The first startling moment of the German elections comes to the CDUs stiff candidate, Armin Laschet. He folded his dialing form incorrectly, making his choice visible on the outside.
Consciously or unconsciously, photographers present were able to capture what his choice — the CDU, of course — was. A political commentator from the BILD newspaper calls it “the first truly major electoral error of this voting day.”
Largest EU country
In Germany, polling stations opened Sunday morning for the parliamentary elections that usher in the end of Chancellor Angela Merkels government period. Some 60.4 million voters have to decide which party will have to say in the EU country with the largest population and the largest economy.
47 parties participate in the elections, a number which, according to German media, has not been seen since Germanys reunification. In addition, 33 percent of candidates are women and that is also a record.
The two main contenders to succeed divorcing Chancellor Angela Merkel are men. Her party mate Armin Laschet, the CDU leader and state prime minister of North Rhine-Westphalia, and Finance Minister Olaf Scholz of the centre-left SPD lead their parties in the polls.
Both top candidates voted. CDU foreman Laschet voted near his home in Aachen, a town near the border with the Netherlands, where he made the folding mistake, and SPDer Scholz went to the polling station in his hometown Potsdam.
Face mask refusals Municipalities
in North Rhine-Westphalia bordering the Netherlands take into account people who vote without a mask in the German elections. For example, people who dont want to cover their mouths and nose in Cologne get the opportunity to cast a vote outside, reports German media.
In North Rhine-Westphalia, it has been stipulated that people should wear a medical face mask in polling stations in principle to prevent the spread of the coronavirus. However, the state authorities also stress that everyone should be given the opportunity to cast a vote.

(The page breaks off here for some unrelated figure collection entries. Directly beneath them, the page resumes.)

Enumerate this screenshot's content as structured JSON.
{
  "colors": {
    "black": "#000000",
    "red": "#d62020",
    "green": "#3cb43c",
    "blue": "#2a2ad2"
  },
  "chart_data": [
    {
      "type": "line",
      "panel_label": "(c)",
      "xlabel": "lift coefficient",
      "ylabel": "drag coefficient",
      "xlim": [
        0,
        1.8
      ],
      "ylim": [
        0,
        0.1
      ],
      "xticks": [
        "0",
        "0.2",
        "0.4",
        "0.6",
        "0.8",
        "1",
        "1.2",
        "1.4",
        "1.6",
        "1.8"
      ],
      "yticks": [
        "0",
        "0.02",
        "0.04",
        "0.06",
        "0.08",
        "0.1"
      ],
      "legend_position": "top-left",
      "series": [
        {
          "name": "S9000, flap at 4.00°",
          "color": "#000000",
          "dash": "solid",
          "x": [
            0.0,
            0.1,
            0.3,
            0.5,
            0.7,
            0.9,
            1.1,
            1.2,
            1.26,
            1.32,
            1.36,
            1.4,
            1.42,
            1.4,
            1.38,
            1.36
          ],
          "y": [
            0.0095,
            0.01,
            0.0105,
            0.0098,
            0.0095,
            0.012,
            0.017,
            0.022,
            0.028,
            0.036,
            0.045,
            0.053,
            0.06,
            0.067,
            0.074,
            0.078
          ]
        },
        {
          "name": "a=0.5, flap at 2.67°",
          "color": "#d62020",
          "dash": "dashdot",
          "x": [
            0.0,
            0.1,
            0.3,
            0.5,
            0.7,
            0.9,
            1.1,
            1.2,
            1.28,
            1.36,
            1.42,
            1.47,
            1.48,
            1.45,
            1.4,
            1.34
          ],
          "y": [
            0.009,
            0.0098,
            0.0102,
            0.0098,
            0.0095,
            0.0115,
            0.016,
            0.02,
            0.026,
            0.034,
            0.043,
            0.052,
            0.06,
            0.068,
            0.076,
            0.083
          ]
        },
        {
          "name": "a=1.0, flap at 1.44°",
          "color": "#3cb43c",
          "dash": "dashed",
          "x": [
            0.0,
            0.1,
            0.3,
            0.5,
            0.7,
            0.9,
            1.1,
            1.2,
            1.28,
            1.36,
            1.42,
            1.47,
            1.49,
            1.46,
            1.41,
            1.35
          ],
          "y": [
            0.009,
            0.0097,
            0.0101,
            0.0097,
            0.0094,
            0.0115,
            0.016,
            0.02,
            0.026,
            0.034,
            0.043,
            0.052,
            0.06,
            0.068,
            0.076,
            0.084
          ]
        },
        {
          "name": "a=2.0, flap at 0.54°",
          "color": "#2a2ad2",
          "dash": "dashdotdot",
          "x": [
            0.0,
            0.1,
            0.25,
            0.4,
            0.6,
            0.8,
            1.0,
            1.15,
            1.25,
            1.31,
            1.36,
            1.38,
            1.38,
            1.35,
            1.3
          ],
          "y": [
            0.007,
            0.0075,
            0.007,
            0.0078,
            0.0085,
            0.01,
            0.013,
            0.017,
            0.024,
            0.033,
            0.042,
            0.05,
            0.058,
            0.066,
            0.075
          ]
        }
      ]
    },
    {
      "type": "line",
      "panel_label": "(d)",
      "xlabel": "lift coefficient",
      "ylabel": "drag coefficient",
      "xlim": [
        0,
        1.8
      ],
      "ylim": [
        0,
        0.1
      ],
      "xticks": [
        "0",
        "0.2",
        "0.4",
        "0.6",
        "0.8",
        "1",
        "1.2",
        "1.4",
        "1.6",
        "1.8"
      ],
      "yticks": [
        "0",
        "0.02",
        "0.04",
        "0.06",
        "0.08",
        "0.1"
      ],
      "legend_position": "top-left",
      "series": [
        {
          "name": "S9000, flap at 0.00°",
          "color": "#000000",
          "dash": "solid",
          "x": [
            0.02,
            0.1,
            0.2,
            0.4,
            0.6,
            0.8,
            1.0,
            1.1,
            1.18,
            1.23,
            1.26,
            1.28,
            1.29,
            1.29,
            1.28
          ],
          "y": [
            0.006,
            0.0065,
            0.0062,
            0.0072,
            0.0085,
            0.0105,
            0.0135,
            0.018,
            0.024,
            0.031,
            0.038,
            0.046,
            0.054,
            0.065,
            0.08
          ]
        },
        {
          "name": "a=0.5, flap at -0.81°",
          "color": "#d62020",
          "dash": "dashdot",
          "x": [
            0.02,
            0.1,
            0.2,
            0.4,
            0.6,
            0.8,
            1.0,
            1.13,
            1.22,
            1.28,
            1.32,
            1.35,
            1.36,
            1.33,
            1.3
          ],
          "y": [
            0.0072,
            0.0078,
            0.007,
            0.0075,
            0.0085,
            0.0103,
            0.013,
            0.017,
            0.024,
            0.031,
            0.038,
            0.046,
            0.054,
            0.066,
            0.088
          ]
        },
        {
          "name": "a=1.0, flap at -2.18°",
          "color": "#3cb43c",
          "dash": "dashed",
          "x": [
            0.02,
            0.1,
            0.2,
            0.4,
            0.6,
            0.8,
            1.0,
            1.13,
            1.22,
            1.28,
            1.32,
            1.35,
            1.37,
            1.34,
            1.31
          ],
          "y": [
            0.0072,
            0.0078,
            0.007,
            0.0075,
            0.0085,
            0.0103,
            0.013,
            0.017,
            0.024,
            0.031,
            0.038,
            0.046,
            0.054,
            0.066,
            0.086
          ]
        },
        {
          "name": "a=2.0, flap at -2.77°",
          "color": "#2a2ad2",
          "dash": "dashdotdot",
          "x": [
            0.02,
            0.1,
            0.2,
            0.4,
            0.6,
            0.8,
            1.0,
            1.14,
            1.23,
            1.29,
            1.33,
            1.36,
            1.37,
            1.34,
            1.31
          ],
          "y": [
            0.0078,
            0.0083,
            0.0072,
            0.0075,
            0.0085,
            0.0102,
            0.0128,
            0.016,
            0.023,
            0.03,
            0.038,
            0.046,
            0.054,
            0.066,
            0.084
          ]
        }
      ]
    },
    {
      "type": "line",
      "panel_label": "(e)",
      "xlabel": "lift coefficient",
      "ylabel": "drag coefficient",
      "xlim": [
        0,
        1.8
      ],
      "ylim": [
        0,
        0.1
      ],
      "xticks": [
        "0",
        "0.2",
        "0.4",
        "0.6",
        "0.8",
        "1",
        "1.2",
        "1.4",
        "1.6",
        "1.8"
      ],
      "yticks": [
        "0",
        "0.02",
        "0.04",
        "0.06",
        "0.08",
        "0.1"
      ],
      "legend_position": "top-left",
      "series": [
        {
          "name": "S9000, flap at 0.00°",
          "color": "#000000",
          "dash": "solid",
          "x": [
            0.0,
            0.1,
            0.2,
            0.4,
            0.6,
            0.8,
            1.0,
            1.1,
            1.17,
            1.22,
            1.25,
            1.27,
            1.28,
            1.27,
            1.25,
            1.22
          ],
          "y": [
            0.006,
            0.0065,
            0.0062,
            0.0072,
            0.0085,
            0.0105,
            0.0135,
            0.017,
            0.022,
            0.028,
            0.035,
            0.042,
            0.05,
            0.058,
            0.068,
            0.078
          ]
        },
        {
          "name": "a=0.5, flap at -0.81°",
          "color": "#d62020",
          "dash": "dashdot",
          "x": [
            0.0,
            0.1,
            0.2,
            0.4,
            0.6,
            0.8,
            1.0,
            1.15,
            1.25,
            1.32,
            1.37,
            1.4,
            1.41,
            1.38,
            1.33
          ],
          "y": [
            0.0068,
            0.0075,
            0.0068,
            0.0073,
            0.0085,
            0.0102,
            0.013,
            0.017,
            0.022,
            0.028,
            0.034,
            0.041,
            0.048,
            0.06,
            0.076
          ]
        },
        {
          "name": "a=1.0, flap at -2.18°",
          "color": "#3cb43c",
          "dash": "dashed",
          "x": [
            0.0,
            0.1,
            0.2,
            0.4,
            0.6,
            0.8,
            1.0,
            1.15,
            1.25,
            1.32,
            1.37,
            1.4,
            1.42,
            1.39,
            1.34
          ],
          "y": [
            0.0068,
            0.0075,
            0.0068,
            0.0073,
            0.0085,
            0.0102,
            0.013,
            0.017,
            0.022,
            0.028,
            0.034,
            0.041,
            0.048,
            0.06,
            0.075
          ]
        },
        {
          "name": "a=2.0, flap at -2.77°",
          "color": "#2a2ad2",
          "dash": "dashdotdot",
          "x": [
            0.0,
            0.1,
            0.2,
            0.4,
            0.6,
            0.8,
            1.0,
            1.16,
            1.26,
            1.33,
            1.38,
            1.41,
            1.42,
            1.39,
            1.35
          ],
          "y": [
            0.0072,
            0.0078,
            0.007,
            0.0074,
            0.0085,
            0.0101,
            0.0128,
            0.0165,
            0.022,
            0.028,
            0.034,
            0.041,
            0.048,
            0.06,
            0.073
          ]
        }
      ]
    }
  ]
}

Municipalities are opting for a wide range of solutions to implement that policy. In Essen, for example, a polling room can be temporarily emptied so that someone can vote without a mask. The room is then ventilated and disinfected. In Aachen and Duisburg, voters can get a face mask at the polling station.
Election attendance in Germany is traditionally high compared to other countries. In the 2017 parliamentary election, more than 76 percent of voters voted. This year, due to the corona pandemic, a record number of postal votes will be counted.
Germans can vote until 6pm. Exit polls are expected immediately after. The SPD went very well in the polls shortly before the election, but the conservative bloc of sister parties CDU/CSU had approached the party to a few percentage points.
The final winner is not expected to get enough seats to rule alone. That means that a coalition has to be formed with at least one and probably two other political parties.
What course does Germany choose after sixteen years of Angela Merkel? Thijs Wolters discusses that with Germany correspondent Rob Savelberg in the new Cceit podcast Worlds!